In the problem above, the feasible region is all points above the line \(x + y = 2\), within the first quadrant. This region is quite large, suggesting more space for possible solutions.

Optimization in linear programming involves finding the maximum or minimum value of an objective function. Our goal in this exercise is to maximize the function \(p = 3x + 2y\). The objective is to identify values for \(x\) and \(y\) that bring the greatest possible output of \(p\), adhering to all problem constraints.

Normally, solutions are located at the vertices of the feasible region. These are the points where constraint lines meet. In bounded regions, it's straightforward to find the optimal point by evaluating the objective function at vertices. But, if the region is unbounded, as in our case, optimization becomes more complex.

• Solutions are often found at the boundary's corners.
• Optimization means adjusting values to achieve maximum output.
• Sometimes, as with unbounded regions, there is no finite optimum.

Here, since the feasible region is unbounded, the function can continually increase as \(x\) and \(y\) grow, meaning there's no singular optimal solution for maximization.

Inequality constraints define limitations or boundaries on the variables in a linear programming problem.
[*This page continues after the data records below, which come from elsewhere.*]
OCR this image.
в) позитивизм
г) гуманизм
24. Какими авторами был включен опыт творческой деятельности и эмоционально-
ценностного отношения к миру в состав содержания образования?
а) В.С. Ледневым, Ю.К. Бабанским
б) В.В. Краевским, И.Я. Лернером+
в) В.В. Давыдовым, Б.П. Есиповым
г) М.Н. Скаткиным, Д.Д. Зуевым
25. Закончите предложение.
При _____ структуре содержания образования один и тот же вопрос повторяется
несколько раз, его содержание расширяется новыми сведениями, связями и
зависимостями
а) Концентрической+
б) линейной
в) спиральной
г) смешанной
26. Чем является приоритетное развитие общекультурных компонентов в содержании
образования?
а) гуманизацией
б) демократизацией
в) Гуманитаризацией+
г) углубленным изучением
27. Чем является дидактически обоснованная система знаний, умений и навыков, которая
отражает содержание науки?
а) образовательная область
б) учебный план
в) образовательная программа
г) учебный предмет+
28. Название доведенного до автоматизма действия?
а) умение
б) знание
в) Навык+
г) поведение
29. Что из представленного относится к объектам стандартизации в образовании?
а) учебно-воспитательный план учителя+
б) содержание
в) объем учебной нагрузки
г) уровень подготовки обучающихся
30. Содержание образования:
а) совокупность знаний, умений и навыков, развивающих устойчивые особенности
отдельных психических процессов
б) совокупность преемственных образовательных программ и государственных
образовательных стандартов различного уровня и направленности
They shape the feasible region and guide potential solutions.

In our exercise, the key inequality is \(0.1x + 0.1y \geq 0.2\), which simplifies to \(x + y \geq 2\). This inequality forms a boundary line on the graph, with feasible solutions lying on or above this line.
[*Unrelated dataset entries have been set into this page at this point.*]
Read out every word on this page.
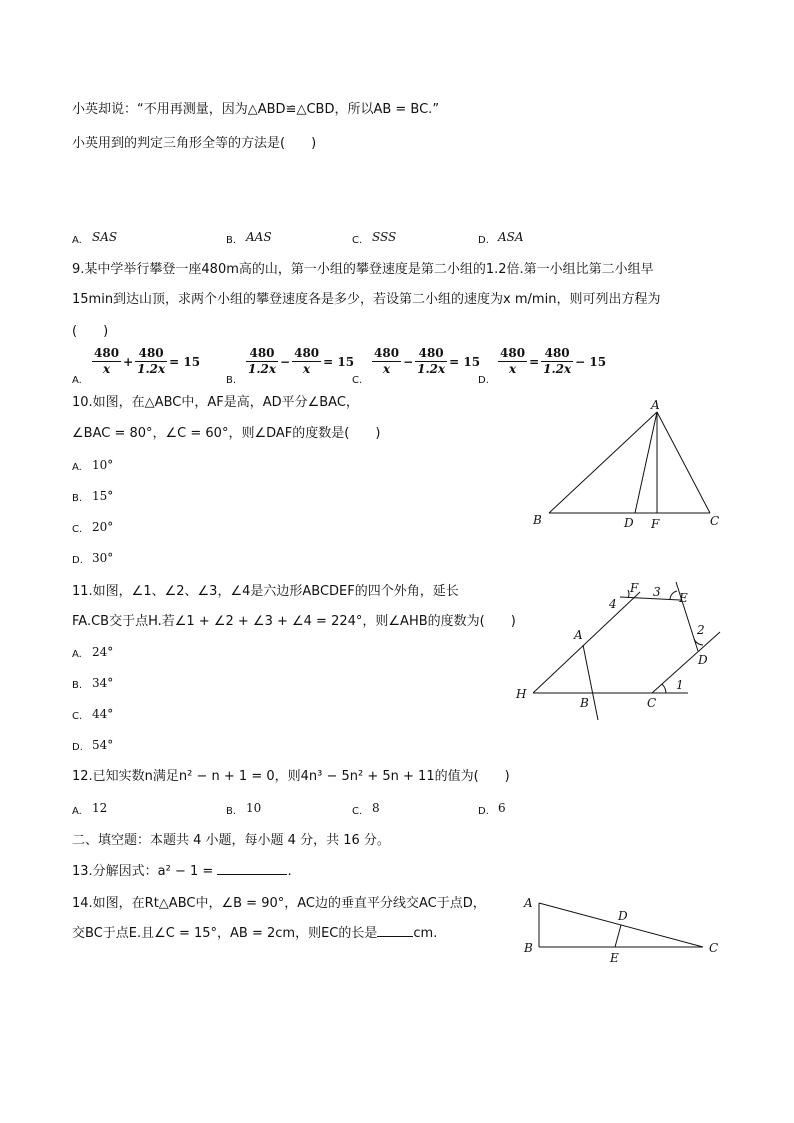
小英却说：“不用再测量，因为△ABD≌△CBD，所以AB = BC.”
小英用到的判定三角形全等的方法是(　　)
A. SAS	B. AAS	C. SSS	D. ASA
9.某中学举行攀登一座480m高的山，第一小组的攀登速度是第二小组的1.2倍.第一小组比第二小组早
15min到达山顶，求两个小组的攀登速度各是多少，若设第二小组的速度为x m/min，则可列出方程为
(　　)
A.
$\frac{480}{x} + \frac{480}{1.2x} = 15$
B.
$\frac{480}{1.2x} - \frac{480}{x} = 15$
C.
$\frac{480}{x} - \frac{480}{1.2x} = 15$
D.
$\frac{480}{x} = \frac{480}{1.2x} - 15$
10.如图，在△ABC中，AF是高，AD平分∠BAC，
∠BAC = 80°，∠C = 60°，则∠DAF的度数是(　　)
A. 10°
B. 15°
C. 20°
D. 30°
A
B	D F	C
11.如图，∠1、∠2、∠3，∠4是六边形ABCDEF的四个外角，延长
FA.CB交于点H.若∠1 + ∠2 + ∠3 + ∠4 = 224°，则∠AHB的度数为(　　)
A. 24°
B. 34°
C. 44°
D. 54°
F 3 E
4
A	2
D
1
H
B	C
12.已知实数n满足n² − n + 1 = 0，则4n³ − 5n² + 5n + 11的值为(　　)
A. 12	B. 10	C. 8	D. 6
二、填空题：本题共 4 小题，每小题 4 分，共 16 分。
13.分解因式：a² − 1 =	.
14.如图，在Rt△ABC中，∠B = 90°，AC边的垂直平分线交AC于点D，
交BC于点E.且∠C = 15°，AB = 2cm，则EC的长是	cm.
A
D
B
E
C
• Inequalities restrict the variable values.
• The shaded area on the graph goes above or below the line, indicating feasible solutions.
• Non-negativity ((\(x \geq 0\), \(y \geq 0\))) restricts solutions to the first quadrant.

Understanding these constraints helps in identifying where feasible solutions can exist, as well as the shape and limitations of the feasible region. In our case, these constraints ensure solutions lie in a positive realm, informing the optimization and decision-making processes.